MJCCA Book Fest In Your Living Room Live Presents Gabrielle Glaser - American Baby Virtual Event

MJCCA Book Fest In Your Living Room Live Presents Gabrielle Glaser - American Baby Virtual Event

Sunday, Jan 31, 2021 8:00 PM

Location:
Marcus Jewish Community Center of Atlanta on Zoom

The shocking truth about postwar adoption in America, told through the bittersweet story of one teenager, the son she was forced to relinquish, and their search to find each other.

The Marcus Jewish Community Center of Atlanta welcomes author and journalist Gabrielle Glaser for an online discussion of her new book, "American Baby: A Mother, a Child, and the Shadow History of Adoption," on Sunday, January 31, 2021, at 8 PM (EST). Glaser will appear in conversation with CNN journalist Holly Firfer.

This program is presented in partnership with the National JCC Literary Consortium.

Tickets options are as follows:

-Admit one for $11 (does not include a copy of the book); or 

-Admit one for $35 (includes a copy of “American Baby." Price covers shipping.) 

All books will be shipped after the event. Please note that USPS is experiencing delays due to the pandemic. Mailed packages may arrive several days later than usual.

About the Book

In 1961, sixteen-year-old Margaret Erle fell in love and became pregnant. Despite Margaret’s intentions to marry her child’s father and her desperation to keep her baby boy, Margaret was coerced into signing away her parental rights. After only two brief visits, Margaret’s son vanished into an adoption agency’s hold and out of Margaret’s reach for decades to come. In "American Baby: A Mother, a Child, and the Shadow History of Adoption," New York Times bestselling author and journalist Gabrielle Glaser explores the untold story of a predatory, secret adoption system in postwar America through the dual stories of Margaret and the son she never intended to give up.
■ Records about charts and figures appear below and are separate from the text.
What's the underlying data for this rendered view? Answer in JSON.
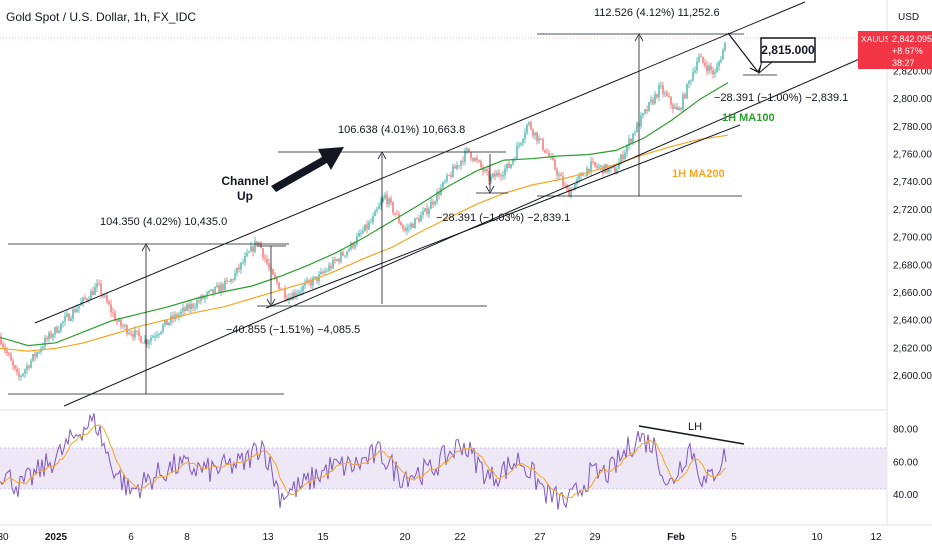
{
  "header": {
    "title": "Gold Spot / U.S. Dollar, 1h, FX_IDC",
    "currency": "USD"
  },
  "price_badge": {
    "symbol": "XAUUSD",
    "price": "2,842.095",
    "change": "+8.67%",
    "time": "38:27"
  },
  "colors": {
    "up_candle": "#26a69a",
    "down_candle": "#ef5350",
    "ma100": "#2ca02c",
    "ma200": "#f5a623",
    "rsi": "#7e57c2",
    "rsi_ma": "#f5a623",
    "rsi_band": "#ede7f6",
    "price_badge": "#f23645",
    "line": "#131722"
  },
  "chart_data": [
    {
      "type": "candlestick",
      "title": "Gold Spot / U.S. Dollar, 1h, FX_IDC",
      "x_tick_labels": [
        "30",
        "2025",
        "6",
        "8",
        "13",
        "15",
        "20",
        "22",
        "27",
        "29",
        "Feb",
        "5",
        "10",
        "12"
      ],
      "y_tick_labels": [
        "2,600.000",
        "2,620.000",
        "2,640.000",
        "2,660.000",
        "2,680.000",
        "2,700.000",
        "2,720.000",
        "2,740.000",
        "2,760.000",
        "2,780.000",
        "2,800.000",
        "2,820.000"
      ],
      "ylim": [
        2587,
        2850
      ],
      "key_prices": {
        "start_low": 2598,
        "jan_high_1": 2665,
        "jan_high_2": 2698,
        "jan_pullback_low": 2657,
        "high_jan_24": 2763,
        "pullback_low_jan_27": 2732,
        "current_high": 2842
      },
      "series": [
        {
          "name": "1H MA100",
          "values": [
            2628,
            2622,
            2624,
            2632,
            2640,
            2645,
            2650,
            2656,
            2661,
            2665,
            2672,
            2680,
            2689,
            2700,
            2712,
            2724,
            2737,
            2748,
            2756,
            2757,
            2759,
            2760,
            2763,
            2772,
            2785,
            2800,
            2812
          ]
        },
        {
          "name": "1H MA200",
          "values": [
            2620,
            2618,
            2620,
            2624,
            2630,
            2636,
            2641,
            2646,
            2650,
            2656,
            2662,
            2668,
            2676,
            2685,
            2693,
            2704,
            2714,
            2724,
            2732,
            2738,
            2742,
            2747,
            2753,
            2760,
            2766,
            2771,
            2774
          ]
        }
      ],
      "annotations": [
        {
          "label": "104.350 (4.02%) 10,435.0"
        },
        {
          "label": "−40.855 (−1.51%) −4,085.5"
        },
        {
          "label": "106.638 (4.01%) 10,663.8"
        },
        {
          "label": "−28.391 (−1.03%) −2,839.1"
        },
        {
          "label": "112.526 (4.12%) 11,252.6"
        },
        {
          "label": "−28.391 (−1.00%) −2,839.1"
        },
        {
          "label": "Channel Up"
        },
        {
          "label": "1H MA100"
        },
        {
          "label": "1H MA200"
        },
        {
          "label": "2,815.000"
        }
      ],
      "grid": false
    },
    {
      "type": "line",
      "y_tick_labels": [
        "40.00",
        "60.00",
        "80.00"
      ],
      "ylim": [
        23,
        92
      ],
      "band": [
        30,
        70
      ],
      "annotations": [
        {
          "label": "LH"
        }
      ]
    }
  ],
  "labels": {
    "channel_line1": "Channel",
    "channel_line2": "Up",
    "ma100": "1H MA100",
    "ma200": "1H MA200",
    "target": "2,815.000",
    "lh": "LH",
    "meas1": "104.350 (4.02%) 10,435.0",
    "meas2": "−40.855 (−1.51%) −4,085.5",
    "meas3": "106.638 (4.01%) 10,663.8",
    "meas4": "−28.391 (−1.03%) −2,839.1",
    "meas5": "112.526 (4.12%) 11,252.6",
    "meas6": "−28.391 (−1.00%) −2,839.1"
  }
}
In revelatory detail, "American Baby" examines how the exploitative adoptive system placed children with hopeful families, fabricated stories about infants’ origins and destinations, then closed the door firmly between the parties forever. Glaser brilliantly maps the rise of the adoption business, an industry that expanded at the height of the Baby Boom on the backs of “girls in trouble” and the infertile couples determined to fit the mold of the nuclear family. She reveals how the adoption system struck unethical deals with doctors and researchers for pseudoscientific "assessments," and shamed millions of young women into surrendering their children. 
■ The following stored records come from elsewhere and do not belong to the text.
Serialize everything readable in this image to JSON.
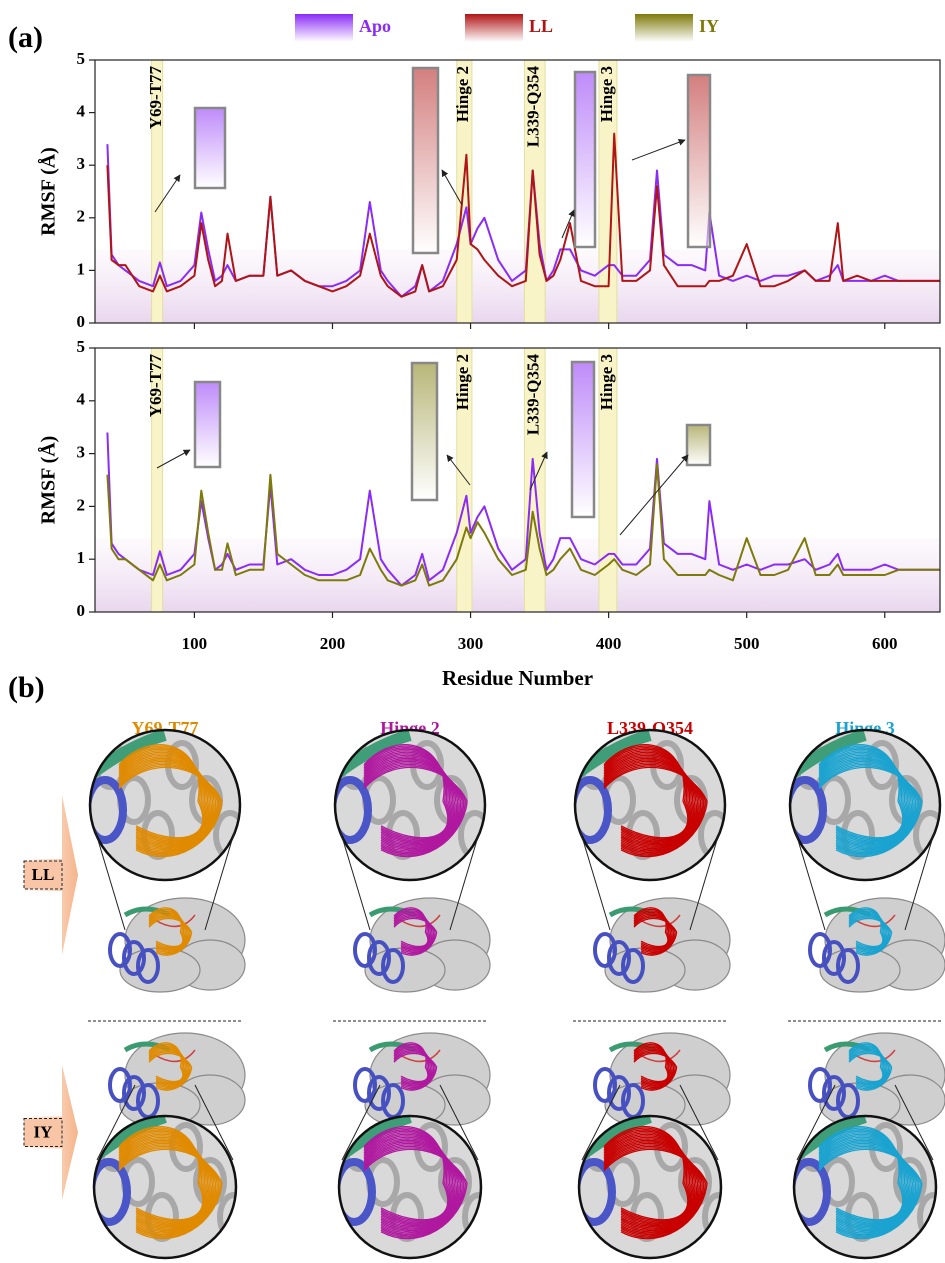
{
  "panel_labels": {
    "a": "(a)",
    "b": "(b)"
  },
  "chart_data": [
    {
      "type": "line",
      "ylabel": "RMSF (Å)",
      "x": [
        37,
        40,
        45,
        50,
        60,
        70,
        75,
        80,
        90,
        100,
        105,
        110,
        115,
        120,
        124,
        130,
        140,
        150,
        155,
        160,
        170,
        180,
        190,
        200,
        210,
        220,
        227,
        235,
        240,
        250,
        260,
        265,
        270,
        280,
        290,
        297,
        300,
        305,
        310,
        320,
        330,
        340,
        345,
        350,
        355,
        360,
        365,
        372,
        380,
        390,
        400,
        404,
        410,
        420,
        430,
        435,
        440,
        450,
        460,
        470,
        473,
        480,
        490,
        500,
        510,
        520,
        530,
        542,
        550,
        560,
        566,
        570,
        580,
        590,
        600,
        610,
        620,
        630,
        640
      ],
      "xlim": [
        28,
        640
      ],
      "ylim": [
        0,
        5
      ],
      "yticks": [
        0,
        1,
        2,
        3,
        4,
        5
      ],
      "xticks": [
        100,
        200,
        300,
        400,
        500,
        600
      ],
      "regions": [
        {
          "label": "Y69-T77",
          "range": [
            69,
            77
          ]
        },
        {
          "label": "Hinge 2",
          "range": [
            290,
            301
          ]
        },
        {
          "label": "L339-Q354",
          "range": [
            339,
            354
          ]
        },
        {
          "label": "Hinge 3",
          "range": [
            393,
            406
          ]
        }
      ],
      "series": [
        {
          "name": "Apo",
          "color": "#8a2cf5",
          "values": [
            3.4,
            1.3,
            1.1,
            1.0,
            0.8,
            0.7,
            1.15,
            0.7,
            0.8,
            1.1,
            2.1,
            1.4,
            0.8,
            0.9,
            1.1,
            0.8,
            0.9,
            0.9,
            2.4,
            0.9,
            1.0,
            0.8,
            0.7,
            0.7,
            0.8,
            1.0,
            2.3,
            1.0,
            0.8,
            0.5,
            0.7,
            1.1,
            0.6,
            0.8,
            1.5,
            2.2,
            1.5,
            1.8,
            2.0,
            1.2,
            0.8,
            1.0,
            2.9,
            1.5,
            0.8,
            1.0,
            1.4,
            1.4,
            1.0,
            0.9,
            1.1,
            1.1,
            0.9,
            0.9,
            1.2,
            2.9,
            1.3,
            1.1,
            1.1,
            1.0,
            2.1,
            0.9,
            0.8,
            0.9,
            0.8,
            0.9,
            0.9,
            1.0,
            0.8,
            0.9,
            1.1,
            0.8,
            0.8,
            0.8,
            0.9,
            0.8,
            0.8,
            0.8,
            0.8
          ]
        },
        {
          "name": "LL",
          "color": "#b01515",
          "values": [
            3.0,
            1.2,
            1.1,
            1.1,
            0.7,
            0.6,
            0.9,
            0.6,
            0.7,
            0.9,
            1.9,
            1.2,
            0.7,
            0.8,
            1.7,
            0.8,
            0.9,
            0.9,
            2.4,
            0.9,
            1.0,
            0.8,
            0.7,
            0.6,
            0.7,
            0.9,
            1.7,
            0.9,
            0.7,
            0.5,
            0.6,
            1.1,
            0.6,
            0.7,
            1.2,
            3.2,
            1.5,
            1.4,
            1.2,
            0.9,
            0.7,
            0.8,
            2.9,
            1.3,
            0.8,
            0.9,
            1.2,
            1.9,
            0.8,
            0.7,
            0.7,
            3.6,
            0.8,
            0.8,
            1.0,
            2.6,
            1.1,
            0.7,
            0.7,
            0.7,
            0.8,
            0.8,
            0.9,
            1.5,
            0.7,
            0.7,
            0.8,
            1.0,
            0.8,
            0.8,
            1.9,
            0.8,
            0.9,
            0.8,
            0.8,
            0.8,
            0.8,
            0.8,
            0.8
          ]
        }
      ]
    },
    {
      "type": "line",
      "ylabel": "RMSF (Å)",
      "xlabel": "Residue Number",
      "x": [
        37,
        40,
        45,
        50,
        60,
        70,
        75,
        80,
        90,
        100,
        105,
        110,
        115,
        120,
        124,
        130,
        140,
        150,
        155,
        160,
        170,
        180,
        190,
        200,
        210,
        220,
        227,
        235,
        240,
        250,
        260,
        265,
        270,
        280,
        290,
        297,
        300,
        305,
        310,
        320,
        330,
        340,
        345,
        350,
        355,
        360,
        365,
        372,
        380,
        390,
        400,
        404,
        410,
        420,
        430,
        435,
        440,
        450,
        460,
        470,
        473,
        480,
        490,
        500,
        510,
        520,
        530,
        542,
        550,
        560,
        566,
        570,
        580,
        590,
        600,
        610,
        620,
        630,
        640
      ],
      "xlim": [
        28,
        640
      ],
      "ylim": [
        0,
        5
      ],
      "yticks": [
        0,
        1,
        2,
        3,
        4,
        5
      ],
      "xticks": [
        100,
        200,
        300,
        400,
        500,
        600
      ],
      "regions": [
        {
          "label": "Y69-T77",
          "range": [
            69,
            77
          ]
        },
        {
          "label": "Hinge 2",
          "range": [
            290,
            301
          ]
        },
        {
          "label": "L339-Q354",
          "range": [
            339,
            354
          ]
        },
        {
          "label": "Hinge 3",
          "range": [
            393,
            406
          ]
        }
      ],
      "series": [
        {
          "name": "Apo",
          "color": "#8a2cf5",
          "values": [
            3.4,
            1.3,
            1.1,
            1.0,
            0.8,
            0.7,
            1.15,
            0.7,
            0.8,
            1.1,
            2.1,
            1.4,
            0.8,
            0.9,
            1.1,
            0.8,
            0.9,
            0.9,
            2.4,
            0.9,
            1.0,
            0.8,
            0.7,
            0.7,
            0.8,
            1.0,
            2.3,
            1.0,
            0.8,
            0.5,
            0.7,
            1.1,
            0.6,
            0.8,
            1.5,
            2.2,
            1.5,
            1.8,
            2.0,
            1.2,
            0.8,
            1.0,
            2.9,
            1.5,
            0.8,
            1.0,
            1.4,
            1.4,
            1.0,
            0.9,
            1.1,
            1.1,
            0.9,
            0.9,
            1.2,
            2.9,
            1.3,
            1.1,
            1.1,
            1.0,
            2.1,
            0.9,
            0.8,
            0.9,
            0.8,
            0.9,
            0.9,
            1.0,
            0.8,
            0.9,
            1.1,
            0.8,
            0.8,
            0.8,
            0.9,
            0.8,
            0.8,
            0.8,
            0.8
          ]
        },
        {
          "name": "IY",
          "color": "#7d7a0a",
          "values": [
            2.6,
            1.2,
            1.0,
            1.0,
            0.8,
            0.6,
            0.9,
            0.6,
            0.7,
            0.9,
            2.3,
            1.5,
            0.8,
            0.8,
            1.3,
            0.7,
            0.8,
            0.8,
            2.6,
            1.1,
            0.9,
            0.7,
            0.6,
            0.6,
            0.6,
            0.7,
            1.2,
            0.8,
            0.6,
            0.5,
            0.6,
            0.9,
            0.5,
            0.6,
            1.0,
            1.6,
            1.4,
            1.7,
            1.5,
            1.0,
            0.7,
            0.8,
            1.9,
            1.2,
            0.7,
            0.8,
            1.0,
            1.2,
            0.8,
            0.7,
            0.9,
            1.0,
            0.8,
            0.7,
            0.9,
            2.8,
            1.0,
            0.7,
            0.7,
            0.7,
            0.8,
            0.7,
            0.6,
            1.4,
            0.7,
            0.7,
            0.8,
            1.4,
            0.7,
            0.7,
            0.9,
            0.7,
            0.7,
            0.7,
            0.7,
            0.8,
            0.8,
            0.8,
            0.8
          ]
        }
      ]
    }
  ],
  "structures": {
    "columns": [
      {
        "title": "Y69-T77",
        "color": "#e08a00"
      },
      {
        "title": "Hinge 2",
        "color": "#b0189f"
      },
      {
        "title": "L339-Q354",
        "color": "#c80000"
      },
      {
        "title": "Hinge 3",
        "color": "#1aa3d0"
      }
    ],
    "rows": [
      "LL",
      "IY"
    ]
  }
}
Glaser demonstrates the obstacles millions of young women faced — through their forced stays in maternity homes, to their coerced surrender of wanted children, and the closed records that made it virtually impossible to reconnect with them even decades later. Using years of research and collected interviews with more than one hundred birth mothers and adoptees, Glaser discusses:

-The pseudoscientific, government-funded experiments behind guaranteeing parents ‘blue-ribbon babies’ including largely unknown “Induced Crying” studies in which scientists shot rubber bands at the feet of newborn babies in the custody of adoption agencies to measure their cries. The ones who cried the loudest were deemed the most intelligent.
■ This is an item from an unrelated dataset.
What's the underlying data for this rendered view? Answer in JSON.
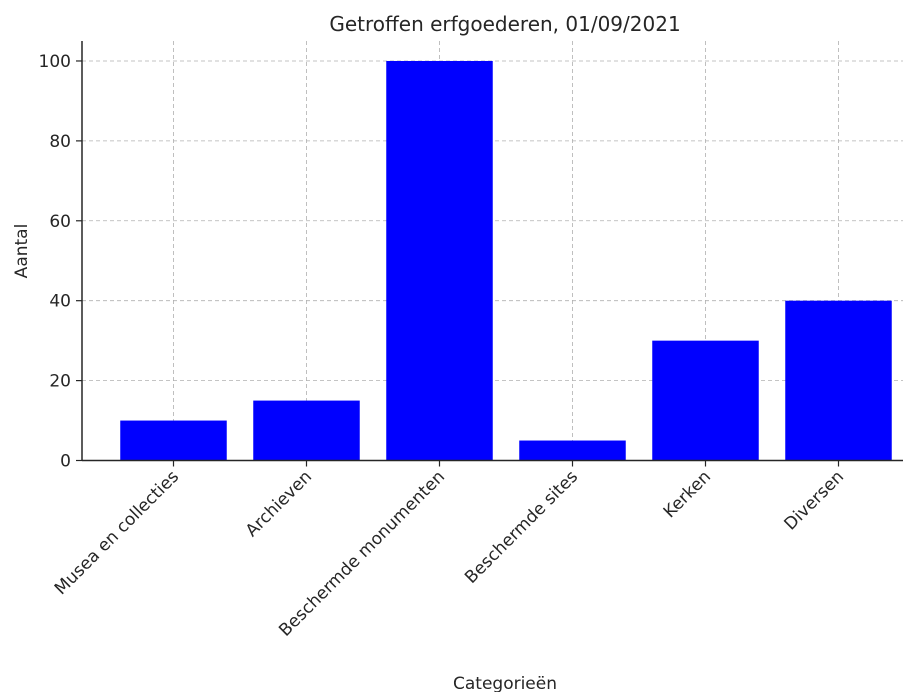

-The widespread practice of using children surrendered for adoption as “human dolls” for home economics students learning to become mothers.

-What women had to endure in the maternity homes, where they were denied agency to their own bodies.

-How open adoption is the rule today, but the identities of many who were adopted or who surrendered a child in the postwar decades are locked in sealed files to this day.

"American Baby" is a tale of love, loss, and the search for identity, and ultimately shows a path to justice and healing after years of shame and secrecy. 

About the Author

Gabrielle Glaser is a New York Times bestselling author and journalist whose work on mental health, medicine, and culture has appeared in The New York Times Magazine, The New York Times, The Daily Beast, The Washington Post, Los Angeles Times, Self, and many other publications. She has appeared on many national radio and television programs, including "NPR's Fresh Air," All Things Considered, NBC's "Nightly News," and ABC's "World News Tonight."